Nonostante l’affluenza alle primarie Pd di domenica 30 aprile sia stata maggiore rispetto a quanto preventivato, con circa 2 milioni di elettori, ugualmente si è registrato un calo notevole di voti rispetto al 2013, quando ci furono 800mila cittadini in più a esprimere la propria preferenza.

Nel frattempo il comitato Orlando sta contestando le cifre ufficiose diffuse dalla stampa, per quanto non si parli di rovesciamenti di fronte inaspettati.

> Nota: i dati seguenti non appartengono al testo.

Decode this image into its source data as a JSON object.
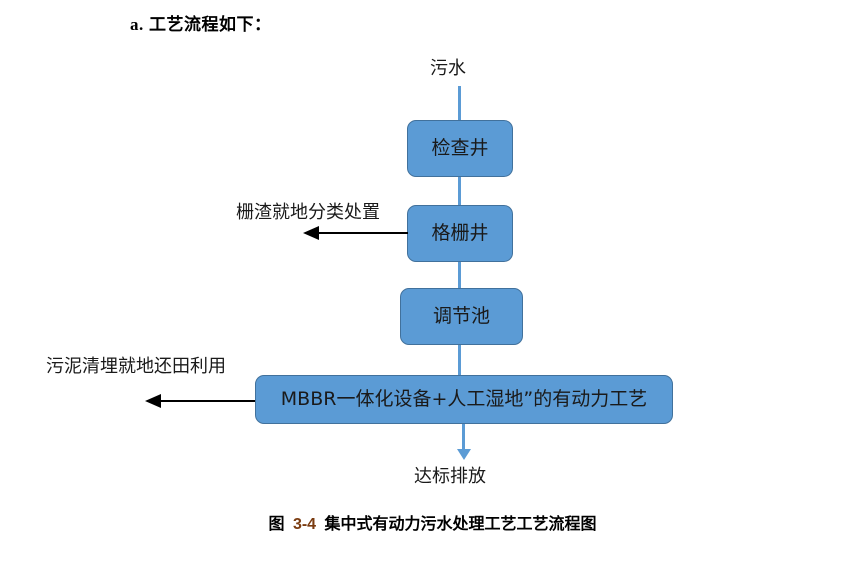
{
  "heading": {
    "marker": "a.",
    "text": "工艺流程如下："
  },
  "flow": {
    "inlet_label": "污水",
    "outlet_label": "达标排放",
    "nodes": [
      {
        "id": "inspection-well",
        "label": "检查井"
      },
      {
        "id": "grating-well",
        "label": "格栅井"
      },
      {
        "id": "regulating-tank",
        "label": "调节池"
      },
      {
        "id": "mbbr-process",
        "label": "MBBR一体化设备+人工湿地”的有动力工艺"
      }
    ],
    "side_outputs": [
      {
        "id": "grid-residue",
        "label": "栅渣就地分类处置"
      },
      {
        "id": "sludge-reuse",
        "label": "污泥清埋就地还田利用"
      }
    ]
  },
  "caption": {
    "prefix": "图",
    "number": "3-4",
    "title": "集中式有动力污水处理工艺工艺流程图"
  },
  "colors": {
    "node_fill": "#5B9BD5",
    "node_border": "#41719C",
    "connector": "#5B9BD5",
    "arrow": "#000000",
    "fignum": "#7a3b10"
  }
}
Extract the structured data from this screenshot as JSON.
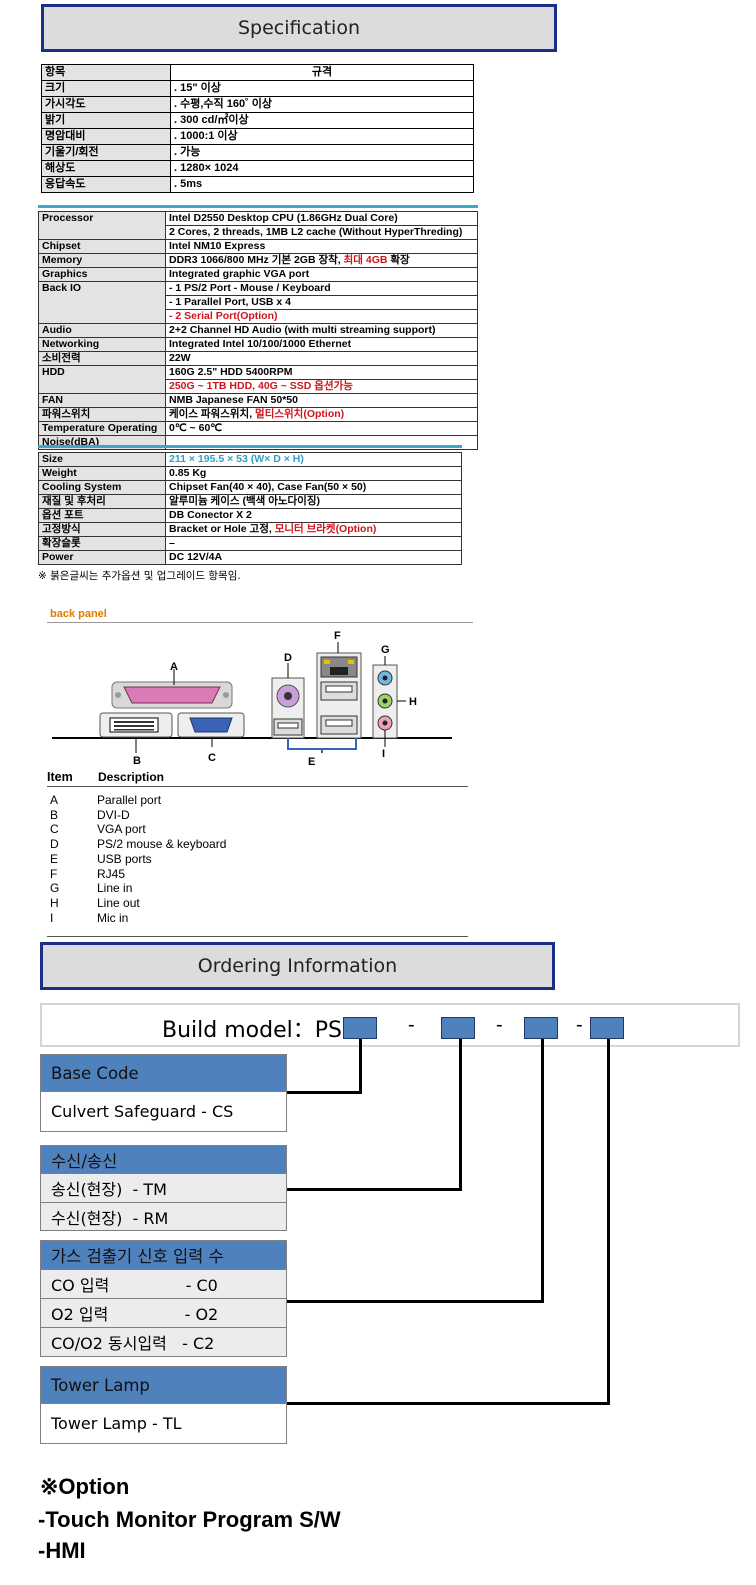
{
  "spec_title": "Specification",
  "display_table": {
    "header": [
      "항목",
      "규격"
    ],
    "rows": [
      [
        "크기",
        ". 15\" 이상"
      ],
      [
        "가시각도",
        ". 수평,수직 160˚ 이상"
      ],
      [
        "밝기",
        ". 300 cd/㎡이상"
      ],
      [
        "명암대비",
        ". 1000:1 이상"
      ],
      [
        "기울기/회전",
        ". 가능"
      ],
      [
        "해상도",
        ". 1280× 1024"
      ],
      [
        "응답속도",
        ". 5ms"
      ]
    ]
  },
  "system_table": {
    "processor": {
      "k": "Processor",
      "v1": "Intel D2550 Desktop CPU (1.86GHz Dual Core)",
      "v2": "2 Cores, 2 threads, 1MB L2 cache (Without HyperThreding)"
    },
    "chipset": {
      "k": "Chipset",
      "v": "Intel NM10 Express"
    },
    "memory": {
      "k": "Memory",
      "v": "DDR3 1066/800 MHz 기본 2GB 장착, ",
      "v_red": "최대 4GB",
      "v_tail": " 확장"
    },
    "graphics": {
      "k": "Graphics",
      "v": "Integrated graphic VGA port"
    },
    "backio": {
      "k": "Back IO",
      "v1": "- 1 PS/2 Port - Mouse / Keyboard",
      "v2": "- 1 Parallel Port, USB x 4",
      "v3": "- 2 Serial Port(Option)"
    },
    "audio": {
      "k": "Audio",
      "v": "2+2 Channel HD Audio (with multi streaming support)"
    },
    "networking": {
      "k": "Networking",
      "v": "Integrated Intel 10/100/1000 Ethernet"
    },
    "power_cons": {
      "k": "소비전력",
      "v": "22W"
    },
    "hdd": {
      "k": "HDD",
      "v1": "160G 2.5\" HDD 5400RPM",
      "v2": "250G ~ 1TB HDD, 40G ~ SSD 옵션가능"
    },
    "fan": {
      "k": "FAN",
      "v": "NMB Japanese FAN 50*50"
    },
    "powersw": {
      "k": "파워스위치",
      "v": "케이스 파워스위치, ",
      "v_red": "멀티스위치(Option)"
    },
    "temp": {
      "k": "Temperature Operating",
      "v": "0℃ ~ 60℃"
    },
    "noise": {
      "k": "Noise(dBA)",
      "v": ""
    }
  },
  "mech_table": {
    "size": {
      "k": "Size",
      "v": "211 × 195.5 × 53 (W× D × H)"
    },
    "weight": {
      "k": "Weight",
      "v": "0.85 Kg"
    },
    "cooling": {
      "k": "Cooling System",
      "v": "Chipset Fan(40 × 40), Case Fan(50 × 50)"
    },
    "material": {
      "k": "재질 및 후처리",
      "v": "알루미늄 케이스 (백색 아노다이징)"
    },
    "option_port": {
      "k": "옵션 포트",
      "v": "DB Conector X 2"
    },
    "mount": {
      "k": "고정방식",
      "v": "Bracket or Hole 고정, ",
      "v_red": "모니터 브라켓(Option)"
    },
    "slot": {
      "k": "확장슬롯",
      "v": "–"
    },
    "power": {
      "k": "Power",
      "v": "DC 12V/4A"
    }
  },
  "footnote": "※ 붉은글씨는 추가옵션 및 업그레이드 항목임.",
  "back_panel": {
    "title": "back panel",
    "letters": {
      "a": "A",
      "b": "B",
      "c": "C",
      "d": "D",
      "e": "E",
      "f": "F",
      "g": "G",
      "h": "H",
      "i": "I"
    },
    "col_item": "Item",
    "col_desc": "Description",
    "items": [
      {
        "item": "A",
        "desc": "Parallel port"
      },
      {
        "item": "B",
        "desc": "DVI-D"
      },
      {
        "item": "C",
        "desc": "VGA port"
      },
      {
        "item": "D",
        "desc": "PS/2 mouse & keyboard"
      },
      {
        "item": "E",
        "desc": "USB ports"
      },
      {
        "item": "F",
        "desc": "RJ45"
      },
      {
        "item": "G",
        "desc": "Line in"
      },
      {
        "item": "H",
        "desc": "Line out"
      },
      {
        "item": "I",
        "desc": "Mic in"
      }
    ]
  },
  "ordering_title": "Ordering Information",
  "build_model": {
    "label": "Build model：PS",
    "dash1": "-",
    "dash2": "-",
    "dash3": "-"
  },
  "groups": {
    "base": {
      "header": "Base Code",
      "rows": [
        "Culvert Safeguard - CS"
      ]
    },
    "txrx": {
      "header": "수신/송신",
      "rows": [
        "송신(현장)  - TM",
        "수신(현장)  - RM"
      ]
    },
    "gas": {
      "header": "가스 검출기 신호 입력 수",
      "rows": [
        "CO 입력               - C0",
        "O2 입력               - O2",
        "CO/O2 동시입력   - C2"
      ]
    },
    "lamp": {
      "header": "Tower Lamp",
      "rows": [
        "Tower Lamp - TL"
      ]
    }
  },
  "options": {
    "title": "※Option",
    "line1": "-Touch Monitor Program S/W",
    "line2": "-HMI"
  },
  "colors": {
    "accent_blue": "#4f81bd",
    "frame_navy": "#1a2f86",
    "red_text": "#d0141b",
    "cyan": "#3aa9c8"
  }
}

A essere imprevisto è invece il dissanguamento elettorale avvenuto nelle regioni tradizionalmente di sinistra quali Emilia Romagna e Toscana, dove è stata avvertita con più forza la scissione interna al Pd, con conseguente disaffezione (per quanto abbia comunque trionfato Matteo Renzi).

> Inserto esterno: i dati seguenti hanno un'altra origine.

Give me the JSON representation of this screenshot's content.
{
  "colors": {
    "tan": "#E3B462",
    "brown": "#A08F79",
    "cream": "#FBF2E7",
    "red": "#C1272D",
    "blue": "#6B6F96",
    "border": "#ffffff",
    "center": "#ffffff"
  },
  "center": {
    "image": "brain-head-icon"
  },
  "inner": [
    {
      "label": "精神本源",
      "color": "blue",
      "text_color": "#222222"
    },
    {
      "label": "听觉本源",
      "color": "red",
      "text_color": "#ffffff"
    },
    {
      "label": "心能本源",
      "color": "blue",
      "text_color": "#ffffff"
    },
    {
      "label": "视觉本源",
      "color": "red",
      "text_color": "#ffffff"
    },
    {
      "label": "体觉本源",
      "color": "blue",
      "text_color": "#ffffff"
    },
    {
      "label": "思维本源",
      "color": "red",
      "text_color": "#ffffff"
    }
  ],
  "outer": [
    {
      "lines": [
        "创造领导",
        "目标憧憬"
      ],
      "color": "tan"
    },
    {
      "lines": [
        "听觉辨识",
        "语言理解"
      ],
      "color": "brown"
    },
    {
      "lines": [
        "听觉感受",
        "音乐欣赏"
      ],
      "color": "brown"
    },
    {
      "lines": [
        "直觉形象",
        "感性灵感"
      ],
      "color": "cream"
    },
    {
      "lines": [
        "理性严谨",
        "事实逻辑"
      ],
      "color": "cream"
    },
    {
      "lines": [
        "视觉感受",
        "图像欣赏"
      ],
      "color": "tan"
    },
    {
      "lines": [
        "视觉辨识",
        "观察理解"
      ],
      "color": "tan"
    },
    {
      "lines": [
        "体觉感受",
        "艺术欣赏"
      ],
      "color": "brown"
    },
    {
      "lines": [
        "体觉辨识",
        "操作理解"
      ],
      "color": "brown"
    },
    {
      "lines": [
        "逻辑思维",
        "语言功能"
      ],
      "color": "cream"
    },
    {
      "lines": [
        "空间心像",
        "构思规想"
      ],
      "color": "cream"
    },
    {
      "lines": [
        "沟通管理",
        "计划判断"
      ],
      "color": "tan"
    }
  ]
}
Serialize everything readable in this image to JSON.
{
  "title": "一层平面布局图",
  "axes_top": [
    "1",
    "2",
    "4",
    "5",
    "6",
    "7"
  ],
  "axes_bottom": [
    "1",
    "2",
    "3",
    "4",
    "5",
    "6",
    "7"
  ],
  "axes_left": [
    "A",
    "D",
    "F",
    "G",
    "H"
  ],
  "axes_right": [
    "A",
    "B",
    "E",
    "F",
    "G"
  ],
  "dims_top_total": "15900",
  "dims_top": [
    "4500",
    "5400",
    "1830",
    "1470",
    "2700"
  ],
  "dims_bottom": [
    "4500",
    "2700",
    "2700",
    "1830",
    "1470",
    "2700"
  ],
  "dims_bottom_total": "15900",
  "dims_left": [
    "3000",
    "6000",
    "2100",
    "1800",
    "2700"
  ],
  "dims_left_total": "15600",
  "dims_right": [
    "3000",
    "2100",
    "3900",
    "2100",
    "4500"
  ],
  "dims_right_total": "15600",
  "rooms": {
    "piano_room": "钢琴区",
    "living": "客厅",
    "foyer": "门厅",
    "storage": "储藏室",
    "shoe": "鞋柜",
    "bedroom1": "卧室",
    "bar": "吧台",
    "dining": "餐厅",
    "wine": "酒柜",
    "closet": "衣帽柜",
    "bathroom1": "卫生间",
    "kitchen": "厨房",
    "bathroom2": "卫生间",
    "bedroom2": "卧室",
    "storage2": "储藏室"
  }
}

Per esempio in Toscana il numero degli elettorali è quasi dimezzato, passando dai 393mila del 2013 ai 210mila odierni; lo stesso anche in Emilia Romagna (da 415mila a 216mila) e in Umbria (da 71mila a 41mila). Abbandono anche a Roma, dove dei 150mila del 2013 si sono visti ritornare solo 77mila cittadini.

Lo stesso fenomeno è stato riscontrato anche al Nord, con l’eccezione della Lombardia, che ha contenuto il calo (da 377mila a 226mila), mentre il Sud ha visto vincere Renzi ma con percentuali minori, mentre la partecipazione è stata maggiore. In aumento per esempio gli elettori di Puglia (151mila al posto di 123mila), Abruzzo (45mila invece che 40mila) e Basilicata (da 32mila a 41mila). In particolare la Puglia è stata l’unica regione a vedere trionfare Michele Emiliano, che ha guadagnato il 62% delle preferenze contro il 32% di Renzi

Dati con cui il Pd dovrà fare i conti, visto che nonostante i proclami sembrano descrivere una sfiducia del Paese nei confronti dello strumento democratico delle primarie.